JEPARA, Lingkarjateng.id – Ribuan santri memeriahkan peringatan Tahun Baru Islam 1448 Hijriah di Kabupaten Jepara melalui kegiatan Kirab 1.000 Santri. Acara yang menjadi bagian dari Gebyar Muharam tersebut berlangsung meriah dan dilepas langsung oleh Bupati Jepara, Witiarso Utomo, di Alun-alun Jepara, Selasa, 16 Juni 2026.
Dalam kesempatan itu, Bupati Jepara yang akrab disapa Mas Wiwit menyampaikan apresiasi atas antusiasme para santri yang ikut memeriahkan momentum keagamaan tersebut.
Ia menilai santri memiliki peran penting sebagai generasi penerus yang akan membawa arah perkembangan daerah dan bangsa.
Wiwit mengatakan keberadaan santri tidak hanya berkaitan dengan kegiatan keagamaan, tetapi juga menjadi bagian dari kekuatan sumber daya manusia yang memiliki nilai dan karakter kuat.

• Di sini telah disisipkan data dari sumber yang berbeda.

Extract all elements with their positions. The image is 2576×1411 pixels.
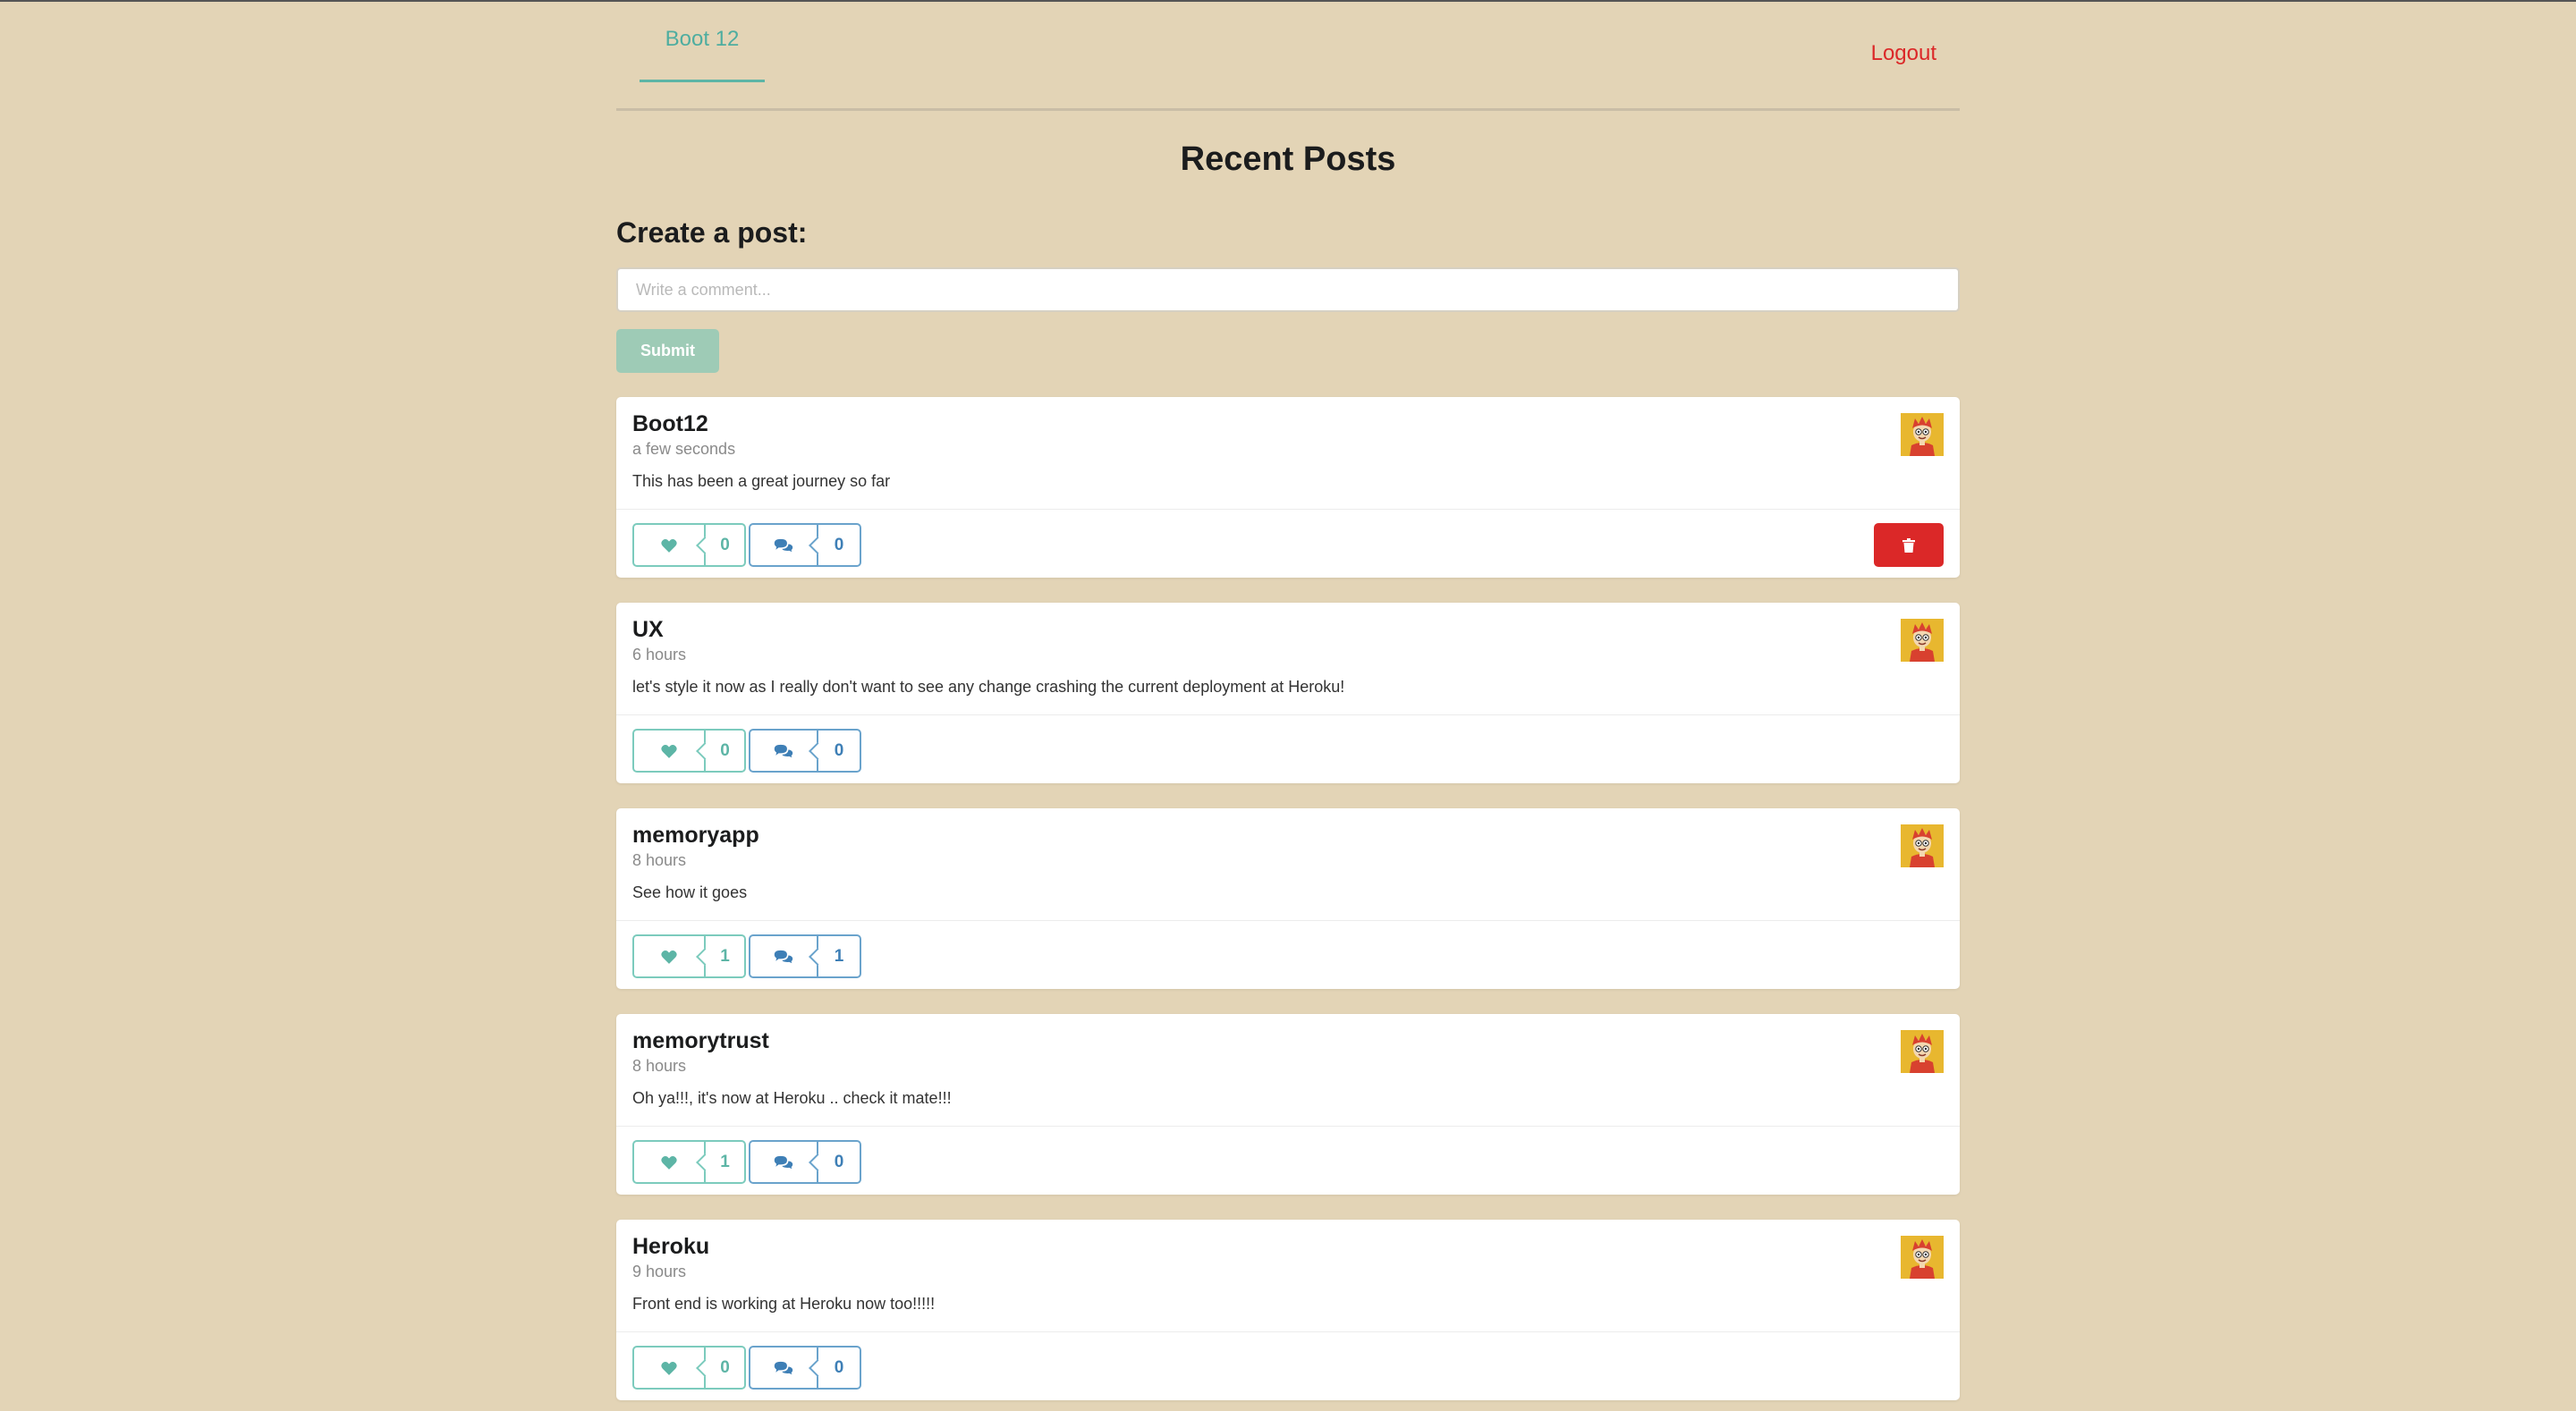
main-container: Boot 12 Logout Recent Posts Create a pos… xyxy=(616,0,1960,1400)
comments-icon xyxy=(774,1361,793,1374)
avatar xyxy=(1901,824,1944,867)
comment-button[interactable]: 0 xyxy=(749,1346,861,1390)
avatar xyxy=(1901,413,1944,456)
comment-count[interactable]: 0 xyxy=(818,1346,861,1390)
post-card: UX 6 hours let's style it now as I reall… xyxy=(616,603,1960,783)
post-body: Front end is working at Heroku now too!!… xyxy=(632,1295,936,1313)
post-author[interactable]: memorytrust xyxy=(632,1027,769,1055)
post-body: let's style it now as I really don't wan… xyxy=(632,678,1345,696)
post-divider xyxy=(616,714,1960,715)
post-body: This has been a great journey so far xyxy=(632,472,891,490)
heart-icon xyxy=(661,538,677,553)
heart-icon xyxy=(661,1361,677,1375)
post-time: 9 hours xyxy=(632,1263,687,1280)
post-divider xyxy=(616,920,1960,921)
post-author[interactable]: memoryapp xyxy=(632,821,759,849)
comment-button[interactable]: 1 xyxy=(749,934,861,978)
post-author[interactable]: Heroku xyxy=(632,1232,709,1261)
post-time: 6 hours xyxy=(632,646,687,663)
comment-button[interactable]: 0 xyxy=(749,1140,861,1184)
comments-icon xyxy=(774,538,793,552)
post-divider xyxy=(616,1126,1960,1127)
submit-button[interactable]: Submit xyxy=(616,329,719,373)
post-body: See how it goes xyxy=(632,883,748,901)
post-card: Heroku 9 hours Front end is working at H… xyxy=(616,1220,1960,1400)
post-time: 8 hours xyxy=(632,1057,687,1075)
avatar xyxy=(1901,1236,1944,1279)
post-card: memorytrust 8 hours Oh ya!!!, it's now a… xyxy=(616,1014,1960,1195)
post-input[interactable] xyxy=(616,267,1960,312)
like-button[interactable]: 1 xyxy=(632,1140,746,1184)
comment-count[interactable]: 0 xyxy=(818,523,861,567)
heart-icon xyxy=(661,1155,677,1170)
comments-icon xyxy=(774,744,793,757)
comments-icon xyxy=(774,1155,793,1169)
like-button[interactable]: 1 xyxy=(632,934,746,978)
page-title: Recent Posts xyxy=(1180,140,1396,178)
like-count[interactable]: 0 xyxy=(706,1346,746,1390)
home-menu-item[interactable]: Boot 12 xyxy=(640,0,765,82)
delete-button[interactable] xyxy=(1874,523,1944,567)
like-count[interactable]: 0 xyxy=(706,729,746,773)
comment-count[interactable]: 0 xyxy=(818,729,861,773)
post-author[interactable]: Boot12 xyxy=(632,410,708,438)
create-post-title: Create a post: xyxy=(616,216,808,249)
comment-count[interactable]: 1 xyxy=(818,934,861,978)
post-divider xyxy=(616,509,1960,510)
trash-icon xyxy=(1902,537,1915,553)
like-button[interactable]: 0 xyxy=(632,729,746,773)
logout-menu-item[interactable]: Logout xyxy=(1871,0,1936,108)
post-card: memoryapp 8 hours See how it goes 1 1 xyxy=(616,808,1960,989)
like-button[interactable]: 0 xyxy=(632,523,746,567)
post-divider xyxy=(616,1331,1960,1332)
comment-button[interactable]: 0 xyxy=(749,729,861,773)
post-author[interactable]: UX xyxy=(632,615,664,644)
like-button[interactable]: 0 xyxy=(632,1346,746,1390)
comment-button[interactable]: 0 xyxy=(749,523,861,567)
post-body: Oh ya!!!, it's now at Heroku .. check it… xyxy=(632,1089,952,1107)
post-card: Boot12 a few seconds This has been a gre… xyxy=(616,397,1960,578)
post-time: a few seconds xyxy=(632,440,736,458)
like-count[interactable]: 1 xyxy=(706,1140,746,1184)
comments-icon xyxy=(774,950,793,963)
heart-icon xyxy=(661,744,677,758)
heart-icon xyxy=(661,950,677,964)
like-count[interactable]: 1 xyxy=(706,934,746,978)
comment-count[interactable]: 0 xyxy=(818,1140,861,1184)
post-time: 8 hours xyxy=(632,851,687,869)
like-count[interactable]: 0 xyxy=(706,523,746,567)
avatar xyxy=(1901,1030,1944,1073)
avatar xyxy=(1901,619,1944,662)
top-menu: Boot 12 Logout xyxy=(616,0,1960,111)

“Dalam diri kalian ada harapan besar untuk masa depan Jepara. Kalian bisa menjadi ulama, pemimpin, guru, pengusaha, maupun profesional yang mengabdikan diri bagi masyarakat dan negara,” ujarnya.
Menurutnya, perjalanan sejarah Indonesia tidak lepas dari kontribusi para santri dan ulama. Ia menilai peran tersebut perlu diteruskan oleh generasi santri saat ini dengan meningkatkan kemampuan serta kesiapan menghadapi tantangan zaman.

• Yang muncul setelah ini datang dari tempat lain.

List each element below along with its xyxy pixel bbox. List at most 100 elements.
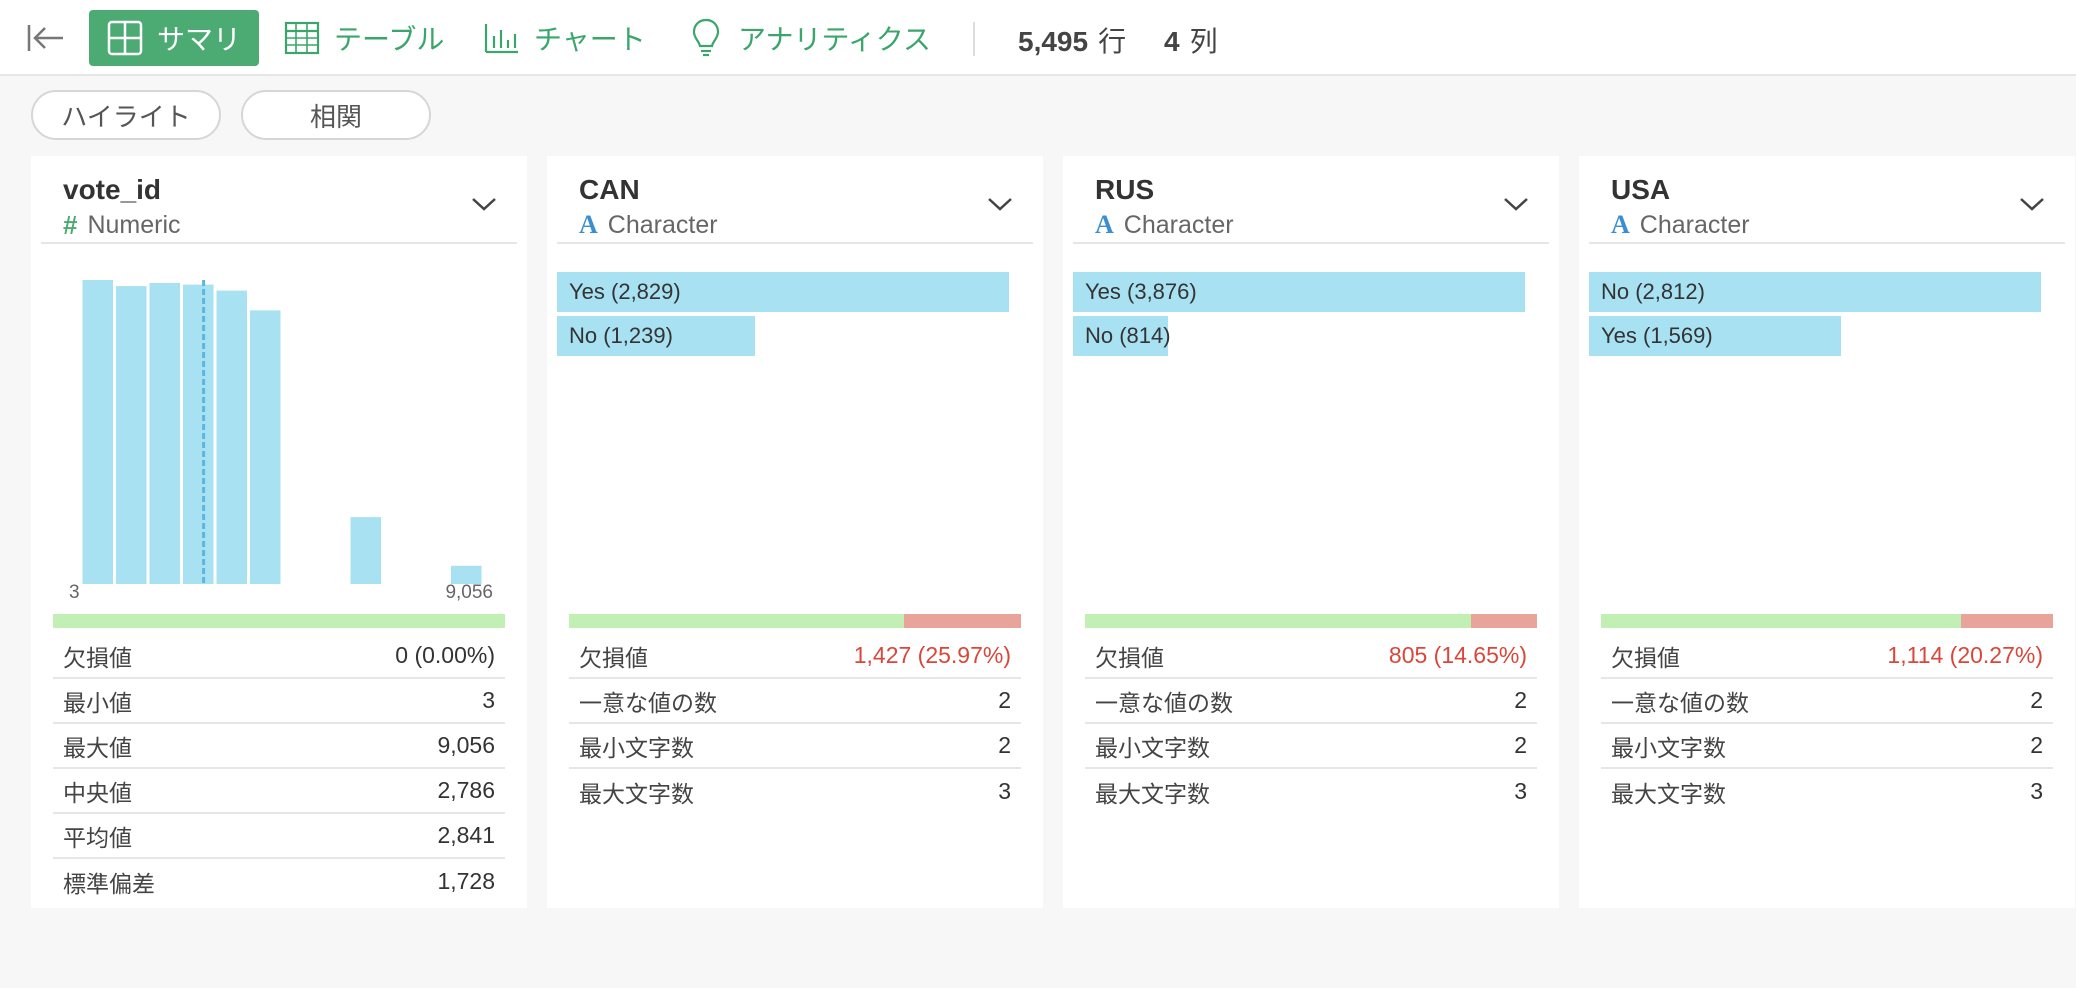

Wiwit mendorong para santri untuk tidak hanya memperdalam ilmu agama, tetapi juga menguasai pengetahuan, teknologi, dan berbagai keterampilan yang dibutuhkan di masa depan.

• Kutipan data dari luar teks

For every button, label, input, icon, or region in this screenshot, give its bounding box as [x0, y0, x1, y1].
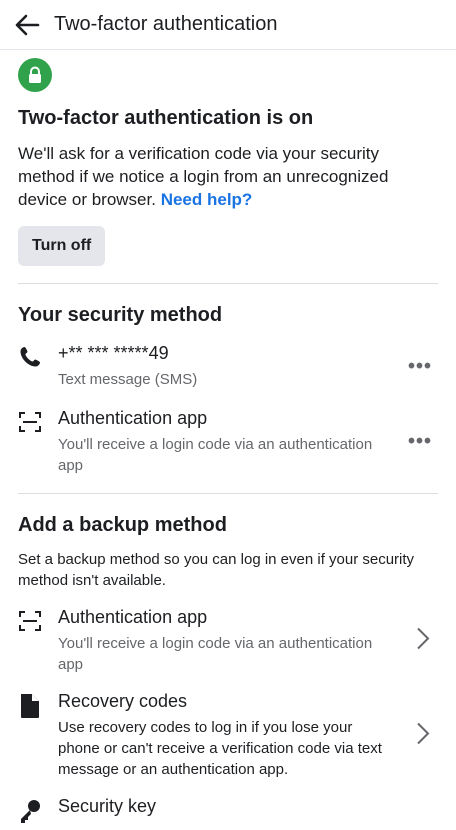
security-method-auth-app[interactable]: Authentication app You'll receive a logi…	[18, 408, 438, 476]
qr-scan-icon	[19, 611, 41, 631]
status-description: We'll ask for a verification code via yo…	[18, 142, 438, 211]
chevron-right-icon	[417, 722, 430, 744]
method-subtitle: You'll receive a login code via an authe…	[58, 635, 373, 673]
method-subtitle: Text message (SMS)	[58, 371, 198, 388]
method-title: Security key	[58, 796, 157, 816]
lock-icon	[29, 66, 41, 83]
divider	[18, 493, 438, 494]
divider	[18, 283, 438, 284]
document-icon	[21, 694, 39, 718]
method-subtitle: You'll receive a login code via an authe…	[58, 436, 373, 474]
turn-off-button[interactable]: Turn off	[18, 226, 106, 266]
method-title: Recovery codes	[58, 691, 188, 711]
method-title: Authentication app	[58, 408, 208, 428]
more-options-button[interactable]: •••	[408, 431, 432, 454]
more-icon: •••	[407, 430, 432, 453]
method-title: Authentication app	[58, 607, 208, 627]
chevron-right-icon	[417, 627, 430, 650]
backup-description: Set a backup method so you can log in ev…	[18, 551, 415, 589]
page-title: Two-factor authentication	[54, 13, 278, 35]
main-content: Two-factor authentication is on We'll as…	[0, 58, 456, 829]
qr-scan-icon	[19, 412, 41, 432]
phone-number: +** *** *****49	[58, 343, 169, 363]
status-title: Two-factor authentication is on	[18, 107, 314, 129]
security-method-title: Your security method	[18, 304, 223, 326]
top-bar: Two-factor authentication	[0, 0, 456, 50]
lock-badge	[18, 58, 52, 92]
phone-icon	[20, 347, 40, 367]
backup-security-key[interactable]: Security key	[18, 796, 438, 829]
more-options-button[interactable]: •••	[408, 355, 432, 378]
back-button[interactable]	[12, 10, 42, 40]
security-method-sms[interactable]: +** *** *****49 Text message (SMS) •••	[18, 343, 438, 390]
chevron-right-button[interactable]	[416, 627, 430, 656]
more-icon: •••	[407, 355, 432, 377]
need-help-link[interactable]: Need help?	[161, 190, 253, 209]
backup-auth-app[interactable]: Authentication app You'll receive a logi…	[18, 607, 438, 675]
key-icon	[21, 800, 40, 823]
arrow-left-icon	[15, 14, 40, 35]
backup-method-title: Add a backup method	[18, 514, 227, 536]
method-subtitle: Use recovery codes to log in if you lose…	[58, 719, 382, 778]
chevron-right-button[interactable]	[416, 721, 430, 750]
backup-recovery-codes[interactable]: Recovery codes Use recovery codes to log…	[18, 691, 438, 780]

“Santri harus mampu menjadi generasi yang unggul. Tidak hanya kuat dalam pemahaman agama, tetapi juga menguasai ilmu pengetahuan, teknologi, keterampilan, dan memiliki jiwa kepemimpinan yang baik,” katanya.
Lebih lanjut, ia menyebut nilai-nilai yang ditanamkan di lingkungan pesantren, seperti kedisiplinan, kejujuran, tanggung jawab, dan kepedulian terhadap sesama, menjadi bekal penting dalam membentuk generasi berkualitas.
Menurutnya, peringatan Tahun Baru Islam juga menjadi waktu yang tepat untuk memperkuat semangat perubahan. Makna hijrah, kata dia, harus diwujudkan melalui perbaikan sikap dan tindakan dalam kehidupan sehari-hari.
“Tahun Baru Islam adalah momentum untuk berhijrah menjadi pribadi yang lebih baik. Dari malas menjadi rajin, dari pesimis menjadi optimis, dan dari hanya menjadi penonton menjadi generasi yang mampu memberi manfaat bagi lingkungan sekitar,” pungkasnya.